No caso da falta de capital de giro das empresas, embora o alerta de Kanitz seja importante, é preciso lembrar alguns aspectos específicos. Em geral, o capital de giro na empresa se destina a sustentar o ciclo operacional de produção. Exemplificando: uma fábrica de camisas tem um ciclo que vai desde a compra da matéria-prima (tecido, tinta, linha, botão), materiais auxiliares de produção, materiais de consumo e despesas com pagamento de salários dos empregados, passando pelas vendas, até o recebimento da duplicata no vencimento.

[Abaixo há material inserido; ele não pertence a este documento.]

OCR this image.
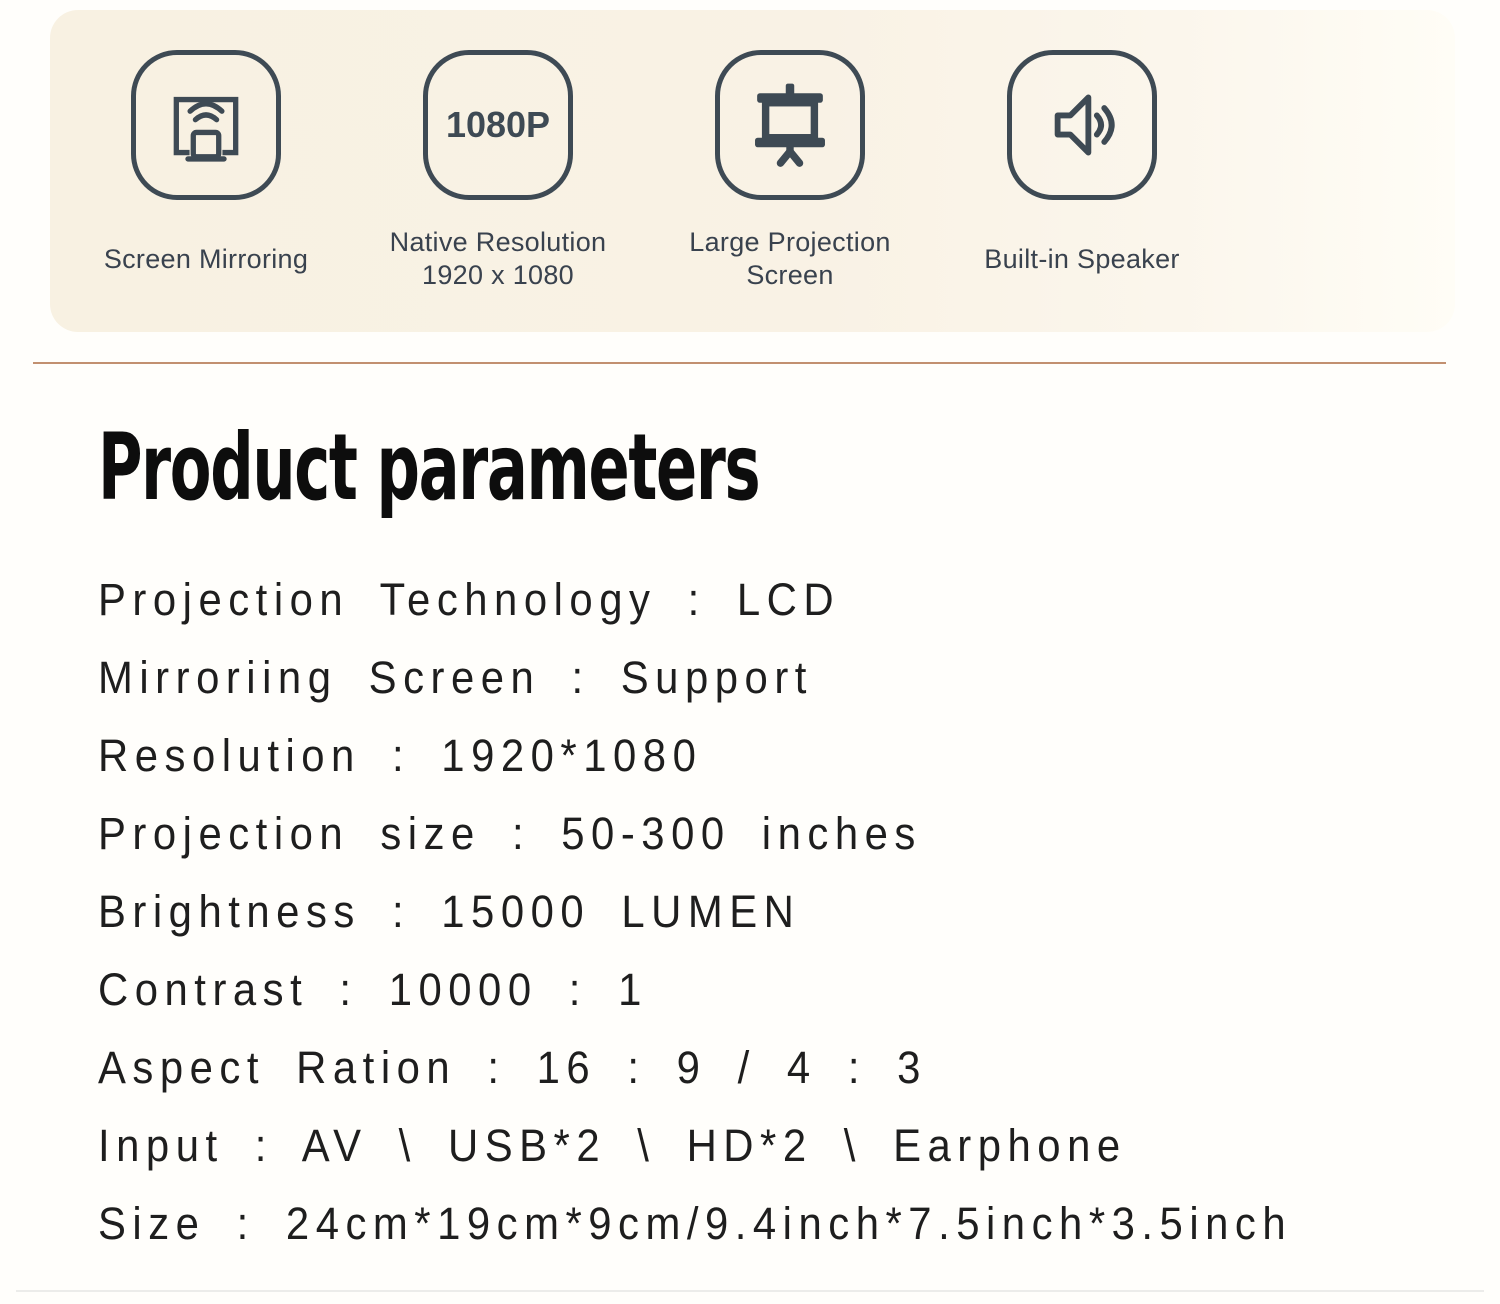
Screen Mirroring
1080P
Native Resolution
1920 x 1080
Large Projection
Screen
Built-in Speaker
Product parameters
Projection Technology : LCD
Mirroriing Screen : Support
Resolution : 1920*1080
Projection size : 50-300 inches
Brightness : 15000 LUMEN
Contrast : 10000 : 1
Aspect Ration : 16 : 9 / 4 : 3
Input : AV \ USB*2 \ HD*2 \ Earphone
Size : 24cm*19cm*9cm/9.4inch*7.5inch*3.5inch
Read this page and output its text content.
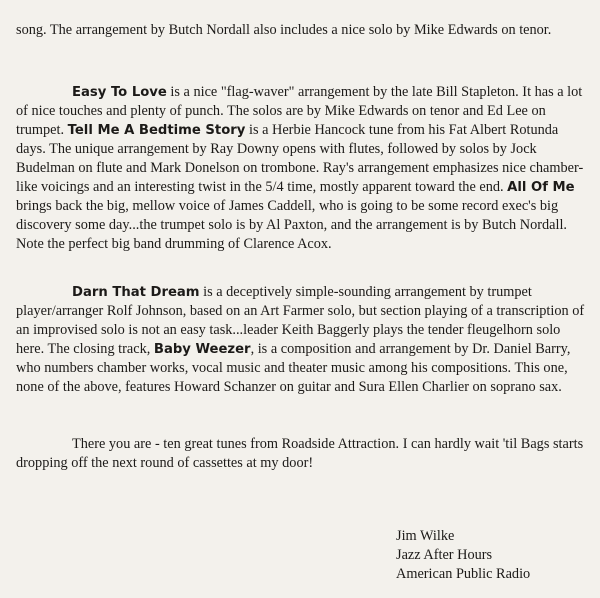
song. The arrangement by Butch Nordall also includes a nice solo by Mike Edwards on tenor.

Easy To Love is a nice "flag-waver" arrangement by the late Bill Stapleton. It has a lot of nice touches and plenty of punch. The solos are by Mike Edwards on tenor and Ed Lee on trumpet. Tell Me A Bedtime Story is a Herbie Hancock tune from his Fat Albert Rotunda days. The unique arrangement by Ray Downy opens with flutes, followed by solos by Jock Budelman on flute and Mark Donelson on trombone. Ray's arrangement emphasizes nice chamber-like voicings and an interesting twist in the 5/4 time, mostly apparent toward the end. All Of Me brings back the big, mellow voice of James Caddell, who is going to be some record exec's big discovery some day...the trumpet solo is by Al Paxton, and the arrangement is by Butch Nordall. Note the perfect big band drumming of Clarence Acox.

Darn That Dream is a deceptively simple-sounding arrangement by trumpet player/arranger Rolf Johnson, based on an Art Farmer solo, but section playing of a transcription of an improvised solo is not an easy task...leader Keith Baggerly plays the tender fleugelhorn solo here. The closing track, Baby Weezer, is a composition and arrangement by Dr. Daniel Barry, who numbers chamber works, vocal music and theater music among his compositions. This one, none of the above, features Howard Schanzer on guitar and Sura Ellen Charlier on soprano sax.

There you are - ten great tunes from Roadside Attraction. I can hardly wait 'til Bags starts dropping off the next round of cassettes at my door!

Jim Wilke
Jazz After Hours
American Public Radio
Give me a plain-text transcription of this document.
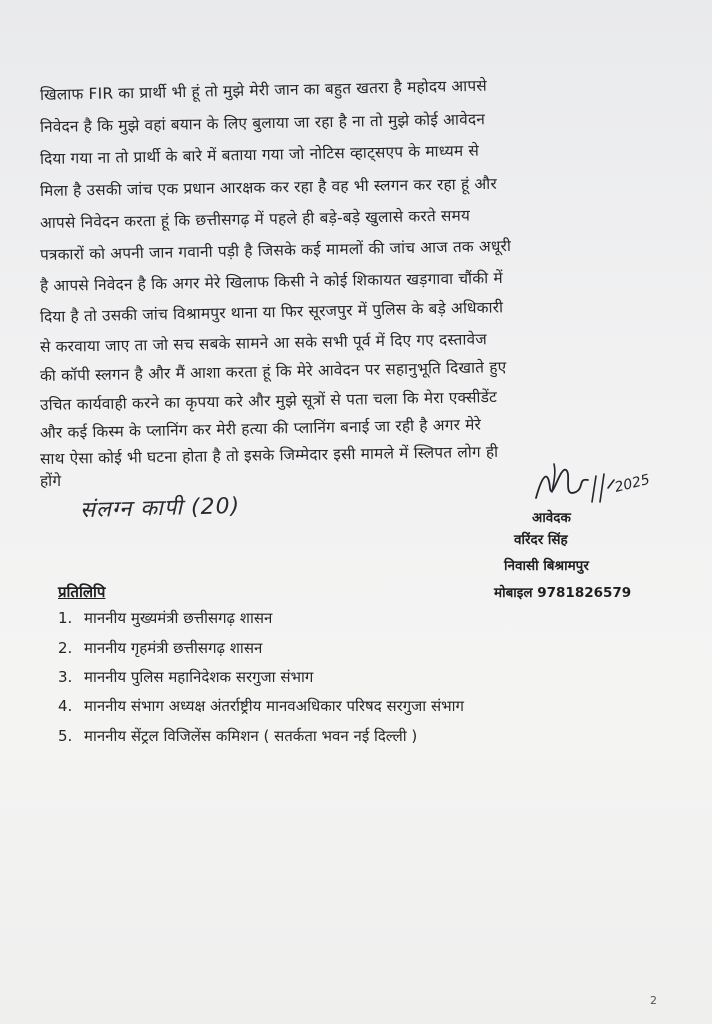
खिलाफ FIR का प्रार्थी भी हूं तो मुझे मेरी जान का बहुत खतरा है महोदय आपसे
निवेदन है कि मुझे वहां बयान के लिए बुलाया जा रहा है ना तो मुझे कोई आवेदन
दिया गया ना तो प्रार्थी के बारे में बताया गया जो नोटिस व्हाट्सएप के माध्यम से
मिला है उसकी जांच एक प्रधान आरक्षक कर रहा है वह भी स्लगन कर रहा हूं और
आपसे निवेदन करता हूं कि छत्तीसगढ़ में पहले ही बड़े-बड़े खुलासे करते समय
पत्रकारों को अपनी जान गवानी पड़ी है जिसके कई मामलों की जांच आज तक अधूरी
है आपसे निवेदन है कि अगर मेरे खिलाफ किसी ने कोई शिकायत खड़गावा चौंकी में
दिया है तो उसकी जांच विश्रामपुर थाना या फिर सूरजपुर में पुलिस के बड़े अधिकारी
से करवाया जाए ता जो सच सबके सामने आ सके सभी पूर्व में दिए गए दस्तावेज
की कॉपी स्लगन है और मैं आशा करता हूं कि मेरे आवेदन पर सहानुभूति दिखाते हुए
उचित कार्यवाही करने का कृपया करे और मुझे सूत्रों से पता चला कि मेरा एक्सीडेंट
और कई किस्म के प्लानिंग कर मेरी हत्या की प्लानिंग बनाई जा रही है अगर मेरे
साथ ऐसा कोई भी घटना होता है तो इसके जिम्मेदार इसी मामले में स्लिपत लोग ही
होंगे
संलग्न कापी (20)
2025
आवेदक
वरिंदर सिंह
निवासी बिश्रामपुर
मोबाइल 9781826579
प्रतिलिपि
1. माननीय मुख्यमंत्री छत्तीसगढ़ शासन
2. माननीय गृहमंत्री छत्तीसगढ़ शासन
3. माननीय पुलिस महानिदेशक सरगुजा संभाग
4. माननीय संभाग अध्यक्ष अंतर्राष्ट्रीय मानवअधिकार परिषद सरगुजा संभाग
5. माननीय सेंट्रल विजिलेंस कमिशन ( सतर्कता भवन नई दिल्ली )
2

Esse processo se repete com variações em função das peculiaridades da empresa, mas, entre o primeiro gasto de produção até o recebimento do valor das vendas, a empresa necessita de capital de giro para sustentar o ciclo, pagando juros quando o dinheiro é obtido por empréstimo bancário. Caso a empresa queira manter um valor adicional, como fundo de reserva para emergência, há duas fontes de recursos: aporte de capital pelos sócios (se tiverem dinheiro para isso) ou empréstimo bancário. Ambos têm “custo de carregamento”.
Quando os sócios aportam dinheiro na empresa, eles renunciam ao rendimento que poderiam obter caso aplicassem seu dinheiro em ativos reais ou financeiros em sua pessoa física. A isso os economistas chamam “custo de renúncia” ou “custo de oportunidade”, que é um ônus financeiro dos sócios. No caso de os sócios não terem capital próprio para aportar, resta à empresa tomar empréstimo bancário que, nesse caso, implica custo com juros. É bem verdade que a empresa pode aplicar seu fundo de reserva e se reembolsar de parte dos juros pagos, mas sempre os custos financeiros dos empréstimos são superiores às receitas financeiras das reservas aplicadas.
Quanto à referência às férias coletivas que as empresas concedem ou suspensão da produção por tempo relativamente longo (caso da indústria automobilística, que, quando os pátios estão lotados, fecha a fábrica e para por semanas ou meses), o fato de elas conseguirem suportar essas paradas sem irem à falência apresenta uma diferença essencial em relação à paradeira provocada pela pandemia do coronavírus: férias coletivas e suspensão da produção decorrem de decisões pensadas, avaliadas, planejadas, organizadas e tomadas em função de realidades específicas sob controle dos dirigentes. Já o fechamento de empresas imposto de forma abrupta por uma pandemia não prevista, não plenejada e fora do controle dos dirigentes e proprietários das empresas cria dificuldades inesperadas e, portanto, prejuízos e falências.
Não há dúvida de que maior propensão à poupança pessoal, menos propensão ao consumo e uma cultura empresarial mais preocupada com a solidez financeira que levasse as empresas a terem mais capital de giro e mais reservas para contingências são hábitos culturais favoráveis a criar famílias mais resistentes às crises e empresas menos vulneráveis diante de eventos que reduzem a demanda e fragilizam a operação empresarial. Mas as altas taxas de juros, o custo de carregar fundos de reservas e a baixa renda por habitante são marcas da realidade econômica brasileira que dificultam a formação de reservas tanto para pessoas físicas quanto para pessoas jurídicas.